Another feature is that at the center of a spiral airflow, the air pressure is extremely low, similar to the center of a tornado, and air resistance is extremely low, so the transport energy of solid particles is small.

In this way, by using the device of the present invention, solid particles can be transported in an energy-efficient manner without fear of pipe abrasion, which is different from conventional pneumatic transport.

The gas used in this device is usually air, but nitrogen or other gases may be used in special cases, such as when there is a risk of dust explosion.
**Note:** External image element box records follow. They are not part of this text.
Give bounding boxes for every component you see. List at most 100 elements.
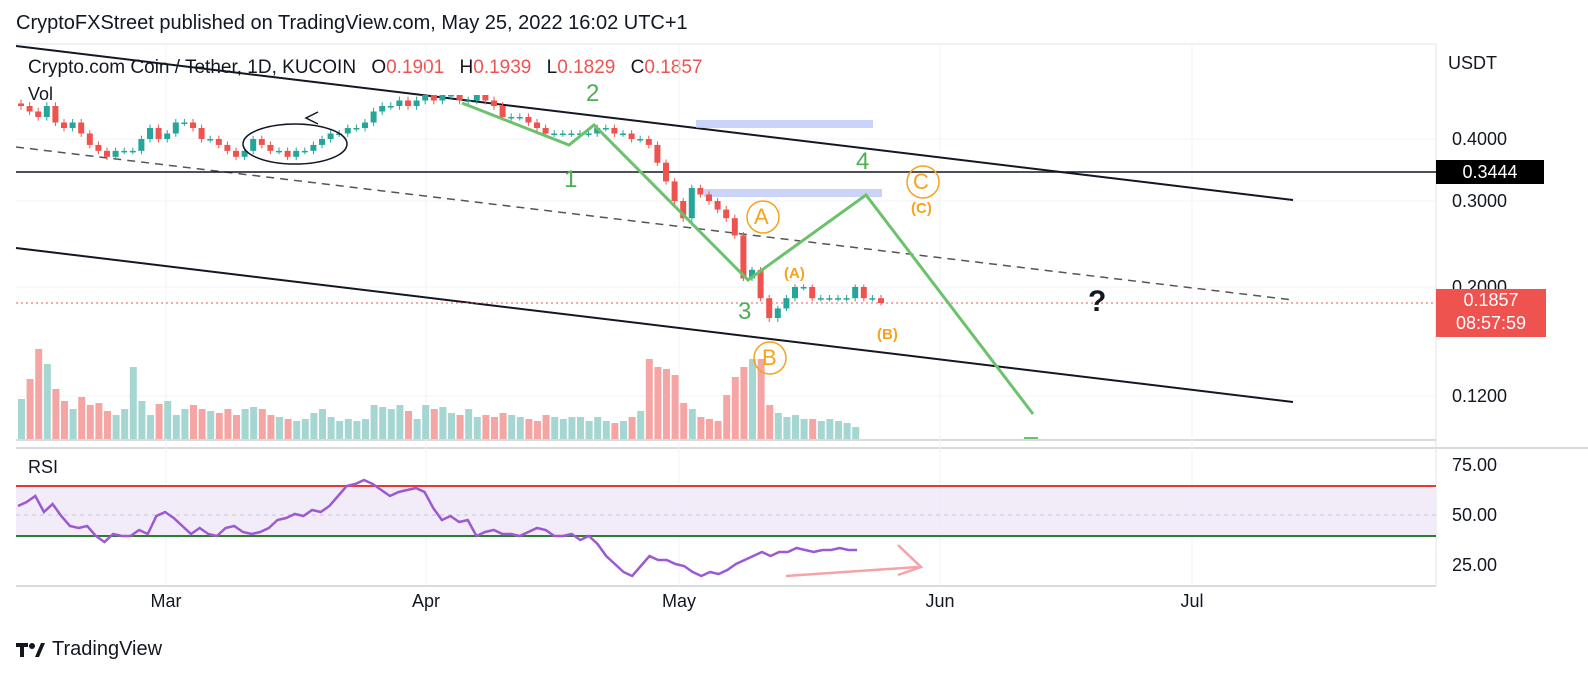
open-value: 0.1901 (386, 57, 445, 78)
volume-bar (422, 405, 430, 439)
candle (637, 139, 644, 141)
candle (800, 287, 807, 289)
candle (276, 150, 282, 153)
upper-channel-line[interactable] (15, 45, 1294, 201)
volume-bar (112, 415, 120, 439)
candle (559, 133, 566, 135)
candle (723, 209, 730, 219)
hand-drawn-arrow-icon (304, 111, 319, 125)
candle (740, 235, 747, 279)
lower-channel-line[interactable] (15, 247, 1294, 403)
volume-bar (86, 405, 94, 439)
candle (284, 150, 291, 157)
candle (430, 95, 437, 101)
volume-bar (276, 417, 283, 439)
y-tick: 0.3000 (1452, 191, 1508, 211)
volume-bar (250, 407, 258, 439)
volume-bar (697, 417, 705, 439)
candle (267, 144, 274, 151)
volume-bar (628, 417, 636, 439)
volume-bar (362, 419, 369, 439)
candle (112, 150, 119, 157)
candle (757, 269, 764, 299)
volume-bar (594, 417, 602, 439)
candle (164, 133, 171, 139)
candle (370, 111, 377, 123)
candle (293, 150, 300, 157)
resistance-zone-lower[interactable] (704, 189, 882, 197)
volume-bar (688, 409, 696, 439)
candle (61, 122, 67, 128)
volume-bar (172, 415, 180, 439)
rsi-indicator-label[interactable]: RSI (28, 457, 59, 477)
candle (43, 106, 50, 117)
volume-bar (577, 417, 584, 439)
volume-bar (387, 409, 395, 439)
candle (620, 133, 626, 135)
hand-drawn-ellipse[interactable] (242, 123, 348, 165)
candle (525, 117, 532, 123)
candle (671, 181, 678, 201)
candle (95, 144, 102, 151)
volume-bar (817, 421, 825, 439)
volume-bar (52, 389, 60, 439)
volume-bar (499, 413, 507, 439)
volume-bar (774, 413, 782, 439)
volume-bar (706, 419, 713, 439)
candle (826, 298, 833, 300)
volume-bars (18, 349, 860, 439)
sub-wave-a-label: (A) (784, 265, 805, 282)
candle (129, 150, 136, 153)
candle (422, 95, 429, 101)
volume-bar (18, 399, 25, 439)
volume-bar (155, 404, 163, 439)
volume-bar (835, 421, 842, 439)
candle (697, 187, 704, 195)
rsi-tick: 50.00 (1452, 505, 1498, 525)
candle (241, 150, 248, 157)
mid-channel-dashed-line[interactable] (15, 146, 1294, 301)
wave-c-label: C (913, 169, 929, 194)
volume-bar (568, 417, 576, 439)
footer-brand: TradingView (52, 638, 163, 660)
candle (327, 133, 334, 139)
candle (654, 144, 661, 163)
candle (611, 128, 618, 134)
y-tick: 0.4000 (1452, 129, 1508, 149)
volume-bar (654, 367, 662, 439)
volume-bar (293, 421, 301, 439)
rsi-divergence-line[interactable] (785, 565, 919, 578)
elliott-wave-path[interactable] (461, 101, 1035, 415)
volume-bar (301, 419, 309, 439)
volume-bar (843, 423, 851, 439)
volume-bar (310, 413, 318, 439)
resistance-zone-upper[interactable] (696, 120, 873, 128)
wave-3-label: 3 (738, 298, 752, 325)
candle (353, 128, 360, 130)
volume-bar (809, 419, 817, 439)
volume-bar (61, 401, 68, 439)
level-price-tag: 0.3444 (1436, 160, 1544, 184)
volume-bar (138, 401, 146, 439)
volume-bar (430, 409, 438, 439)
candle (585, 133, 592, 135)
volume-bar (525, 419, 533, 439)
volume-bar (792, 415, 799, 439)
volume-indicator-label[interactable]: Vol (28, 84, 54, 104)
volume-bar (783, 417, 791, 439)
x-tick: Apr (411, 591, 441, 611)
symbol-legend[interactable]: Crypto.com Coin / Tether, 1D, KUCOIN O0.… (28, 57, 703, 79)
candle (465, 100, 472, 102)
volume-bar (181, 409, 189, 439)
volume-bar (224, 409, 232, 439)
volume-bar (516, 417, 524, 439)
candle (35, 111, 42, 117)
volume-bar (121, 409, 129, 439)
candle (258, 139, 265, 145)
tradingview-footer[interactable]: TradingView (16, 638, 162, 661)
volume-bar (714, 421, 722, 439)
volume-bar (147, 415, 154, 439)
rsi-line (17, 478, 858, 578)
candle (542, 128, 549, 134)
[Brief explanation of drawings]

Fig. 1 is an explanatory diagram showing one example of the device of the present invention, Fig. 2 is an explanatory diagram showing another example, Fig. 3 is an explanatory diagram showing an example in which a solid particle feed pipe is provided, and Fig. 4 is an explanatory diagram showing an example of the device. An explanatory diagram showing an application example,
FIGS. 5 and 6 are explanatory diagrams of an embodiment showing that a spiral airflow is generated by the apparatus of the present invention. Applicant Kawasaki Steel Co., Ltd. Kawatetsu Mining Co., Ltd. Agent Patent attorney Shoji Aoma ↑ Figure 5 Figure 6

Claims (1)

[Claims] Inside the external cone body, the diameter of which gradually decreases from the base, which is larger than the pipe, to the tip, which has the same diameter as the pipe,
An annular space is formed between the inner wall of the outer cone body and the outer wall of the inner cone body by inserting and installing an inner cone body having a base having a diameter smaller than that of the base of the outer cone body, and an annular space is formed between the inner wall of the outer cone body and the outer wall of the inner cone body. A device that generates a stable spiral airflow in a conduit by providing a gas inlet from the cone and connecting the tip of an external cone body to the conduit.